I pass a URL to an edit action , but can't get the selected value to show up. It just defaults to the first option in the list.

Example of an URL I pass is: example.php?action=edit&id=1&select=3

The piece of the code in the template is:


<p><b>Dropdown box</b><br>
<SELECT NAME="select" SIZE="1">
<option value="0">Choose type:</option>
<option value="1">option 1</option>
<option value="2">option 2</option>
<option value="3">option 3</option>
<option value="4">option 4</option>
</SELECT></p>


The php file itself doesn't have anything yet to determine which one should be the already selected value for the dropdown.
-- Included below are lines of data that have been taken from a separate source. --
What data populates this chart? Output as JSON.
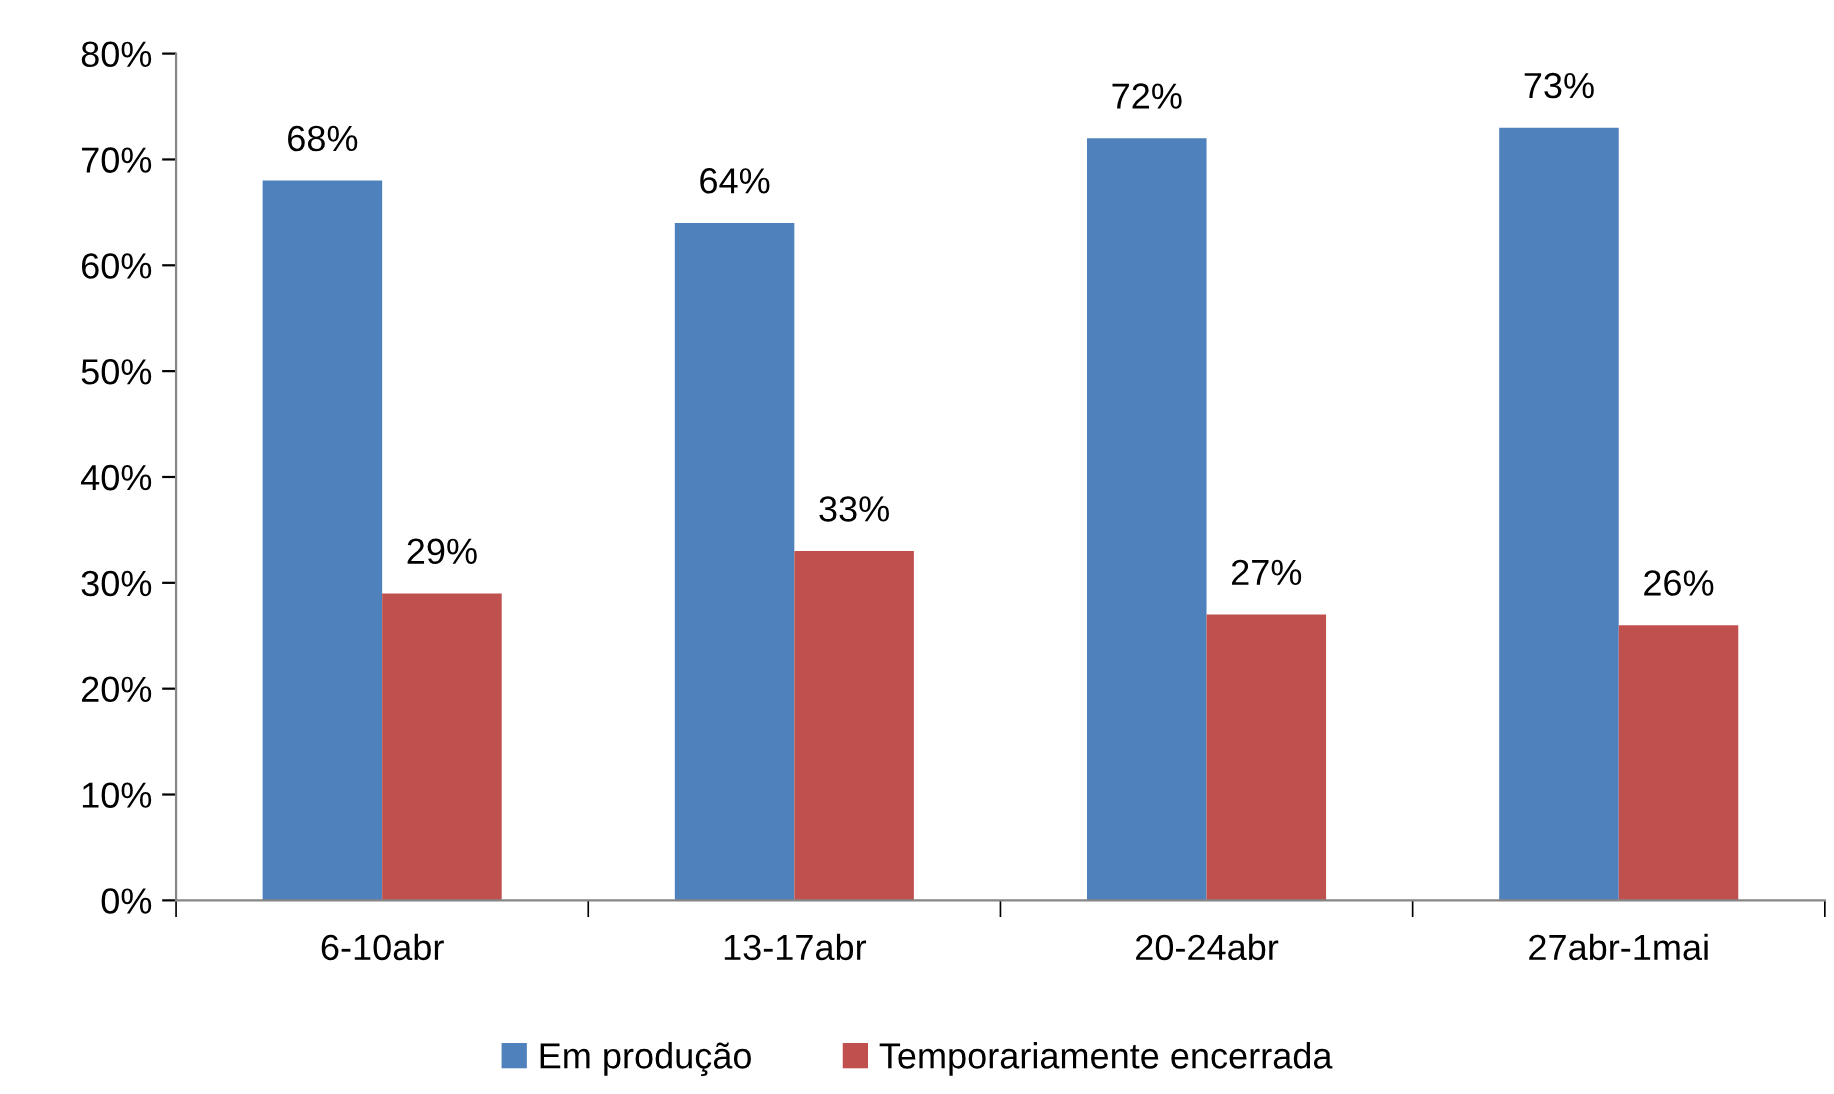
{
  "chart_data": {
    "type": "bar",
    "categories": [
      "6-10abr",
      "13-17abr",
      "20-24abr",
      "27abr-1mai"
    ],
    "series": [
      {
        "name": "Em produção",
        "color": "#4f81bd",
        "values": [
          68,
          64,
          72,
          73
        ],
        "value_labels": [
          "68%",
          "64%",
          "72%",
          "73%"
        ]
      },
      {
        "name": "Temporariamente encerrada",
        "color": "#c0504d",
        "values": [
          29,
          33,
          27,
          26
        ],
        "value_labels": [
          "29%",
          "33%",
          "27%",
          "26%"
        ]
      }
    ],
    "ylim": [
      0,
      80
    ],
    "yticks": [
      {
        "value": 0,
        "label": "0%"
      },
      {
        "value": 10,
        "label": "10%"
      },
      {
        "value": 20,
        "label": "20%"
      },
      {
        "value": 30,
        "label": "30%"
      },
      {
        "value": 40,
        "label": "40%"
      },
      {
        "value": 50,
        "label": "50%"
      },
      {
        "value": 60,
        "label": "60%"
      },
      {
        "value": 70,
        "label": "70%"
      },
      {
        "value": 80,
        "label": "80%"
      }
    ],
    "grid": false,
    "legend": "bottom"
  }
}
I was thinking of something like this, but it returns a 'unexpected '}' error':


if ($select=='3') {
($sel3 == 'selected')
} else {
($sel3 == '')
}


in conjunction with this (which would be for all options, not just example 3):


<p><b>Dropdown box</b><br>
<SELECT NAME="select" SIZE="1">
<option value="0">Choose type:</option>
<option value="1">option 1</option>
<option value="2">option 2</option>
<option value="3" $sel3>option 3</option>
<option value="4">option 4</option>
</SELECT></p>



Is there something in place that I can use, or can anyone help me out or point me in the right direction?

Thanks in advance

nevermind, i got it now. The correct php was:


if ($select == '1') {
$sel1.=" SELECTED ";
}
if ($select == '2') {
$sel2.=" SELECTED ";
}
if ($select == '3') {
$sel3.=" SELECTED ";
}
if ($select == '4') {
$sel4.=" SELECTED ";
}

And the just use $sel1 etc in the template, where 'selected' is supposed to show up.